Pari réussi pour Simon qui livre avec cet album un travail léché et assez loin du trip-hop où on le connaissait. Place désormais aux longues nappes rêveuses.
« Ma musique a toujours été celle du mouvement, et même si je continue à beaucoup travailler avec des samples et des loops car j’aime replacer dans d’autres contextes des bribes de morceaux qui éveillent mes sens, j’ai cherché à convoquer le plus possible d’instruments véritables, que je joue moi même d’ailleurs.»
Le résultat est un album orienté dancefloor certes, qu’il a notamment testé lors de ses nombreux DJ sets autour du globe, mais dans la veine des influences plurielles du producteur, comme sur le dernier titre de l’album, Figures, faite d’un sample du Just an Excuse de la reine du blues Elkie Brooks, également utilisé par Moodymann sur son Why Do U Feel ou par le producteur néo-zélandais Tokyo Prose.

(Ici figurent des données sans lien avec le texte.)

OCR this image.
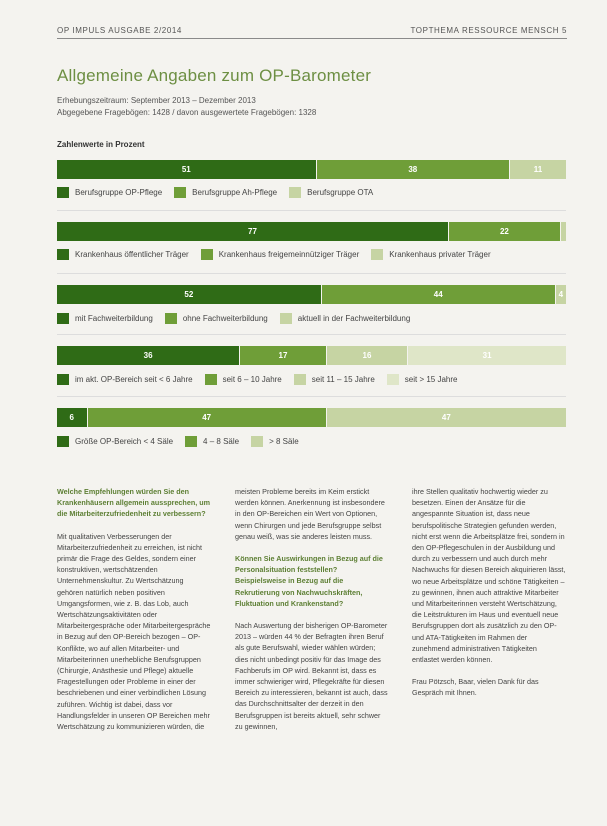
OP IMPULS AUSGABE 2/2014	TOPTHEMA RESSOURCE MENSCH 5
Allgemeine Angaben zum OP-Barometer
Erhebungszeitraum: September 2013 – Dezember 2013
Abgegebene Fragebögen: 1428 / davon ausgewertete Fragebögen: 1328
Zahlenwerte in Prozent
51	38	11
Berufsgruppe OP-Pflege	Berufsgruppe Ah-Pflege	Berufsgruppe OTA
77	22
Krankenhaus öffentlicher Träger	Krankenhaus freigemeinnütziger Träger	Krankenhaus privater Träger
52	44	4
mit Fachweiterbildung	ohne Fachweiterbildung	aktuell in der Fachweiterbildung
36	17	16	31
im akt. OP-Bereich seit < 6 Jahre	seit 6 – 10 Jahre	seit 11 – 15 Jahre	seit > 15 Jahre
6	47	47
Größe OP-Bereich < 4 Säle	4 – 8 Säle	> 8 Säle

Welche Empfehlungen würden Sie den Krankenhäusern allgemein aussprechen, um die Mitarbeiterzufriedenheit zu verbessern?

Mit qualitativen Verbesserungen der Mitarbeiterzufriedenheit zu erreichen, ist nicht primär die Frage des Geldes, sondern einer konstruktiven, wertschätzenden Unternehmenskultur. Zu Wertschätzung gehören natürlich neben positiven Umgangsformen, wie z. B. das Lob, auch Wertschätzungsaktivitäten oder Mitarbeitergespräche oder Mitarbeitergespräche in Bezug auf den OP-Bereich bezogen – OP-Konflikte, wo auf allen Mitarbeiter- und Mitarbeiterinnen unerhebliche Berufsgruppen (Chirurgie, Anästhesie und Pflege) aktuelle Fragestellungen oder Probleme in einer der beschriebenen und einer verbindlichen Lösung zuführen. Wichtig ist dabei, dass vor Handlungsfelder in unseren OP Bereichen mehr Wertschätzung zu kommunizieren würden, die

meisten Probleme bereits im Keim erstickt werden können. Anerkennung ist insbesondere in den OP-Bereichen ein Wert von Optionen, wenn Chirurgen und jede Berufsgruppe selbst genau weiß, was sie anderes leisten muss.

Können Sie Auswirkungen in Bezug auf die Personalsituation feststellen? Beispielsweise in Bezug auf die Rekrutierung von Nachwuchskräften, Fluktuation und Krankenstand?

Nach Auswertung der bisherigen OP-Barometer 2013 – würden 44 % der Befragten ihren Beruf als gute Berufswahl, wieder wählen würden; dies nicht unbedingt positiv für das Image des Fachberufs im OP wird. Bekannt ist, dass es immer schwieriger wird, Pflegekräfte für diesen Bereich zu interessieren, bekannt ist auch, dass das Durchschnittsalter der derzeit in den Berufsgruppen ist bereits aktuell, sehr schwer zu gewinnen,

ihre Stellen qualitativ hochwertig wieder zu besetzen. Einen der Ansätze für die angespannte Situation ist, dass neue berufspolitische Strategien gefunden werden, nicht erst wenn die Arbeitsplätze frei, sondern in den OP-Pflegeschulen in der Ausbildung und durch zu verbessern und auch durch mehr Nachwuchs für diesen Bereich akquirieren lässt, wo neue Arbeitsplätze und schöne Tätigkeiten – zu gewinnen, ihnen auch attraktive Mitarbeiter und Mitarbeiterinnen versteht Wertschätzung, die Leitstrukturen im Haus und eventuell neue Berufsgruppen dort als zusätzlich zu den OP- und ATA-Tätigkeiten im Rahmen der zunehmend administrativen Tätigkeiten entlastet werden können.

Frau Pötzsch, Baar, vielen Dank für das Gespräch mit Ihnen.
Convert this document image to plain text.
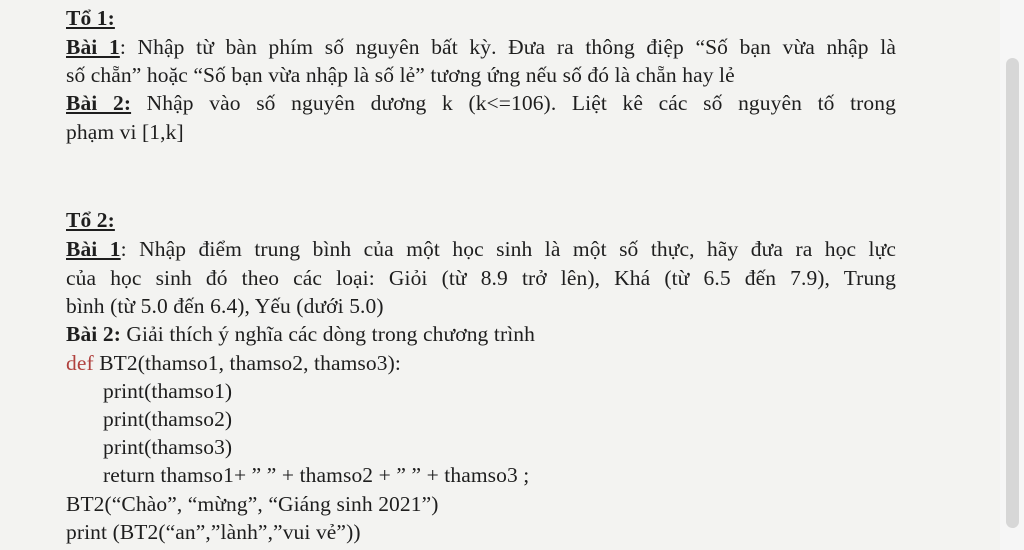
Tổ 1:
Bài 1: Nhập từ bàn phím số nguyên bất kỳ. Đưa ra thông điệp “Số bạn vừa nhập là
số chẵn” hoặc “Số bạn vừa nhập là số lẻ” tương ứng nếu số đó là chẵn hay lẻ
Bài 2: Nhập vào số nguyên dương k (k<=106). Liệt kê các số nguyên tố trong
phạm vi [1,k]
Tổ 2:
Bài 1: Nhập điểm trung bình của một học sinh là một số thực, hãy đưa ra học lực
của học sinh đó theo các loại: Giỏi (từ 8.9 trở lên), Khá (từ 6.5 đến 7.9), Trung
bình (từ 5.0 đến 6.4), Yếu (dưới 5.0)
Bài 2: Giải thích ý nghĩa các dòng trong chương trình
def BT2(thamso1, thamso2, thamso3):
print(thamso1)
print(thamso2)
print(thamso3)
return thamso1+ ” ” + thamso2 + ” ” + thamso3 ;
BT2(“Chào”, “mừng”, “Giáng sinh 2021”)
print (BT2(“an”,”lành”,”vui vẻ”))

Un sample de Pete Seeger sur Grains, un autre de Brandy Norwood sur Kerala, et cette façon propre à Bonobo de les utiliser telles des textures plutôt que comme de simples voix.
« Il est intéressant de voir une personne prendre une influence d'une partie du monde, se déplacer avec cette influence et affecter une autre partie du monde. Au fil du temps, l'identité de nouveaux lieux émerge.»
« La migration, c’est aussi l’étude des gens et des espaces.»
Et l’homme sait réellement de quoi il parle, la tournée pour son précédent album le prouve : cent soixante quinze concerts sur quatre continents et dans trente pays différents, devant environ, tenez vous bien, deux millions de spectateurs durant dix-huit mois. Pas étonnant que l’homme fut élu artiste ayant le plus voyagé en 2015.